Brisbane-based testing group, ALS Ltd has lifted final dividend on top of a higher interim after reporting an improved underlying performance for 2017-18.
The company told the ASX yesterday afternoon that underlying net profit after tax from continuing operations for 2017-18 was $142.2 million which it said was within the guidance range of $135 million to $145 million provided to the market in November 2017.
The shares fell 0.4% to $7.56 ahead of the release of the results after ASX trading finished at 4pm.
ALS said the underlying result was up 21.1% higher from the $117.4 million comparative underlying net profit after tax earned in the 2016-17. Revenue from continuing operations rose 14.7% to $1,446.9 million from the $1,261.5 million recorded in the previous year.
As a result the final dividend of 9 cents a share is up from 8 cents previously. The company paid an interim of 8 cents, up from 5.5 cents previously, meaning total dividend for 23017-18 is 17 cents a share against 13.5 cents.
Directors said the improvement was "primarily due to improvements in market conditions for those businesses exposed to mineral commodities markets and expansion in the less cyclical Life Sciences and Industrial operations with food, environmental and tribology acquisitions in mainland Europe and South America.
Statutory profit from all operations was a net profit after tax of $51.8million, compared with a net profit of $81.6 million recorded in FY2017, with over $63 million in impairments and $11 million in foreign exchange losses.
The company said its commodities division’s underlying contribution was up 43.5% with higher revenue and earnings before interest and tax (EBIT) “coming across the board from the geochemistry, coal, inspection and metallurgy businesses.
"Life Sciences revenue increased in all regions during FY2018, however the effects of competition and temporary acquisition integration-related disruptions saw underlying segment contribution for the year remain steady.
"Industrial division revenue was relatively flat year-on-year as increased sales from the Tribology business were largely offset by softer conditions experienced in Asset Care.”
"As previously announced, the Group sold the majority of its Oil & Gas technical services business in July 2017 retaining only the laboratory testing component.

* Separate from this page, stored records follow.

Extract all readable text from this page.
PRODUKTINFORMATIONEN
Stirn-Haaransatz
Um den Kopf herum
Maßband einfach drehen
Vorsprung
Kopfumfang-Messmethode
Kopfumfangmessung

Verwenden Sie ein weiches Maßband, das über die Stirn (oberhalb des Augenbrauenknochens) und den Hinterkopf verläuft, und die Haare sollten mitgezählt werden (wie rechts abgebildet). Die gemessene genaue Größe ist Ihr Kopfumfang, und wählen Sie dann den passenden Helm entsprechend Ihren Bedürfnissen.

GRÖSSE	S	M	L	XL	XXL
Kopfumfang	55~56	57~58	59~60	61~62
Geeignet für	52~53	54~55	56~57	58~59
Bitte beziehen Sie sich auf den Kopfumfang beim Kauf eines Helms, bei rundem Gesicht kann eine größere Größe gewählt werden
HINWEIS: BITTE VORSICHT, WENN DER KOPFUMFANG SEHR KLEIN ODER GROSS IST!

In March 2018, following a further review of the Group’s presence in the sector, Directors decided to exit the Oil & Gas laboratories business.

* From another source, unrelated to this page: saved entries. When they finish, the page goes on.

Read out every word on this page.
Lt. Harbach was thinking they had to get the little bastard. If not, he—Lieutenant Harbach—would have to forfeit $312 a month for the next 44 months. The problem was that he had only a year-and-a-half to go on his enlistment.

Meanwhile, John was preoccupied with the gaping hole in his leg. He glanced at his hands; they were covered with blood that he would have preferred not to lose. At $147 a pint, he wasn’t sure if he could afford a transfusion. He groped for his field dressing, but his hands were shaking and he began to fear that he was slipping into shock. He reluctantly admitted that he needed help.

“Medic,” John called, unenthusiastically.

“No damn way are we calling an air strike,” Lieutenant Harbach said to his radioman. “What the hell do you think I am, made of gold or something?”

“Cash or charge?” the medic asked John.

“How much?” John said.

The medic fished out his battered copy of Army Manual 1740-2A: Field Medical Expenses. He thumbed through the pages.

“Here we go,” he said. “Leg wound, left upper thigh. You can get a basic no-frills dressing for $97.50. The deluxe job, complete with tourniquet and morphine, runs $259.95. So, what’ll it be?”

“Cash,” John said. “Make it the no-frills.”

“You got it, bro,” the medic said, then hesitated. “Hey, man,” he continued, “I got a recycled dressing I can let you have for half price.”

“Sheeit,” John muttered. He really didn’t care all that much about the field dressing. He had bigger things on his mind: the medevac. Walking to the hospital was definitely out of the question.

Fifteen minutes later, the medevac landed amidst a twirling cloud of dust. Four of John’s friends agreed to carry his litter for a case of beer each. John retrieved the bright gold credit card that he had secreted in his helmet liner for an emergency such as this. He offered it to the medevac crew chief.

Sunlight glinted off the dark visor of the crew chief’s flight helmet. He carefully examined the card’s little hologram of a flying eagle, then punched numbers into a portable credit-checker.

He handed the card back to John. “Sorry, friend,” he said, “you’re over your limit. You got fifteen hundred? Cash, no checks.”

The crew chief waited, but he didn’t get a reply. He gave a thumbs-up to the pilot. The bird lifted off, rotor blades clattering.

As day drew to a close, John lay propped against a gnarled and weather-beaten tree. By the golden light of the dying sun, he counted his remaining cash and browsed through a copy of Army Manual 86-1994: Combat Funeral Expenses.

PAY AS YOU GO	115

"A number of options are currently being considered in this regard. The results of the Oil & Gas laboratories business have been disclosed, along with those of the Oil & Gas operations sold in July 2017, as discontinued operations in the financial report.

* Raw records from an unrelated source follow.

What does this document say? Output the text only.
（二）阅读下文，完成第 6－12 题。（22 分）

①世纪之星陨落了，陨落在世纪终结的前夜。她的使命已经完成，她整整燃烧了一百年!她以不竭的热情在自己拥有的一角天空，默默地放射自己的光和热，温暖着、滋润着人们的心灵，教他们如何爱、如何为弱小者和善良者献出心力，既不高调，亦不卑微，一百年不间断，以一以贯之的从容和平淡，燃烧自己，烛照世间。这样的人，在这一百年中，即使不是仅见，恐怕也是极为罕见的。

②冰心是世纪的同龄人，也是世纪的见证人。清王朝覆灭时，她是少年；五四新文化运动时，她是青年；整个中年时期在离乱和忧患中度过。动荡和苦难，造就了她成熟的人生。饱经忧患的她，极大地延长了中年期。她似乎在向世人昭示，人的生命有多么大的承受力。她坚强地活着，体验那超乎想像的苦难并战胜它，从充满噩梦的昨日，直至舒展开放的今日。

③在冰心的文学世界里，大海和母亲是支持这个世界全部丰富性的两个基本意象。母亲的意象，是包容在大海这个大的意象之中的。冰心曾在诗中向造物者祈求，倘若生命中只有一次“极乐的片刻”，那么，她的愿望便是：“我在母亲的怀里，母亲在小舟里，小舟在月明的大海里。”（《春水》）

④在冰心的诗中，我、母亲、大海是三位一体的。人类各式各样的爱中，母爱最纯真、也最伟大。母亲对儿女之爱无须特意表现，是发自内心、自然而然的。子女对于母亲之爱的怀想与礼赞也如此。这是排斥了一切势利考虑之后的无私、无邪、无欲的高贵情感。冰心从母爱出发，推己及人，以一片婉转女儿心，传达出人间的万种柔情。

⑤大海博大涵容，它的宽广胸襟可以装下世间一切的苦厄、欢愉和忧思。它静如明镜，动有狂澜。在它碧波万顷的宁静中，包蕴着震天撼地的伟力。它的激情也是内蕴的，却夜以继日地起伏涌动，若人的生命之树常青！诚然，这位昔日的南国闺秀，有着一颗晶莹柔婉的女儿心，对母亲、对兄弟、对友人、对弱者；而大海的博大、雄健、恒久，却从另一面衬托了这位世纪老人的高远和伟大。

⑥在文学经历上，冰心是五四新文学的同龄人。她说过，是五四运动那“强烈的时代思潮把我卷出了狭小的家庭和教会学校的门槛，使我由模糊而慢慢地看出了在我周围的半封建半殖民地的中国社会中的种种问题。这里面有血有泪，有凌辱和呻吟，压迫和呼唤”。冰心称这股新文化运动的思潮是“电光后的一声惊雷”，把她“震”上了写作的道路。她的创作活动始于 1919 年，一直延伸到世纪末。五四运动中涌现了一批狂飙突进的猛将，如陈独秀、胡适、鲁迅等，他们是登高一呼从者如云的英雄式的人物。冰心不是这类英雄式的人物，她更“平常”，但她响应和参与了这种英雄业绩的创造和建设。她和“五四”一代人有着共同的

"In light of the Company’s plans to continue with an on-market share buyback program the dividend reinvestment plan will not operate for the FY2018 final dividend. In November 2017 following the divestment of the Oil & Gas business and a review of ongoing capital requirements, Directors announced an on-market share buyback of up to $175 million.
"As at 31 March 2018 a total of 15.5 million shares (representing 3.1% of the original base) have been bought back on-market for an overall consideration of $106.8 million,”Directors said.